I've seen perfectly grammatical emails generated by AI that completely miss the mark because they lack context, personality, and genuine understanding of the situation. Technology should support your writing, not replace your voice.

The Five-Minute Fix

Want to immediately improve your business writing? Try this: after you write something, read it out loud. If it sounds like something you'd never say in a meeting, rewrite it.

Better yet, imagine explaining your point to your mum over dinner. Then write it exactly like that. Suddenly your communication becomes clear, direct, and human.

The Uncomfortable Reality About Training

Most business writing courses are taught by people who've never run a business. They understand grammar but not deadlines. Structure but not stress. Theory but not the reality of trying to get thirty people aligned on a project while the client changes their mind every Tuesday.

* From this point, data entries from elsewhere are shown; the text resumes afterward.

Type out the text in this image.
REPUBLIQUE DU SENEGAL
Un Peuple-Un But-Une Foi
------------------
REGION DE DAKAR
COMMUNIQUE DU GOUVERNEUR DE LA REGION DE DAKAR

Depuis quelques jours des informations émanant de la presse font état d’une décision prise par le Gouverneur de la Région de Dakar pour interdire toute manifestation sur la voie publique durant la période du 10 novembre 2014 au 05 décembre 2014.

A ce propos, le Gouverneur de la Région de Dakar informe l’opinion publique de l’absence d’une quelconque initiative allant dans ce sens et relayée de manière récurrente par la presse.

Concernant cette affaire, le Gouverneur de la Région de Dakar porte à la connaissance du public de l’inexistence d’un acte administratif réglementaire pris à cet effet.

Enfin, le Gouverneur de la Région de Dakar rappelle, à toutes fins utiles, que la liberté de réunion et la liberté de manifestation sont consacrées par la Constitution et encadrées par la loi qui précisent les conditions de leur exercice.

Good business writing training should be taught by people who've been in the trenches. Who understand that sometimes you need to send a quick message at 11pm. Who know the difference between formal documentation and everyday communication.

What's Actually Killing Good Writing

It's not poor education or lack of training. It's fear.

Fear of sounding too casual. Fear of being misunderstood. Fear of not sounding important enough. So people overcompensate with formality, jargon, and unnecessary complexity.

The irony? This fear-based writing achieves exactly what they're trying to avoid – it makes them sound unprofessional, unclear, and unimportant.

The Bottom Line

Good business writing is like good management – it's about clarity, respect, and getting things done. Everything else is just window dressing.

Stop trying to impress people with your vocabulary. Start trying to help them understand what you need, when you need it, and why it matters.

Your colleagues will thank you. Your clients will thank you. And maybe, just maybe, we can save business communication from itself.

Now stop reading articles about writing and go fix that email you've been putting off.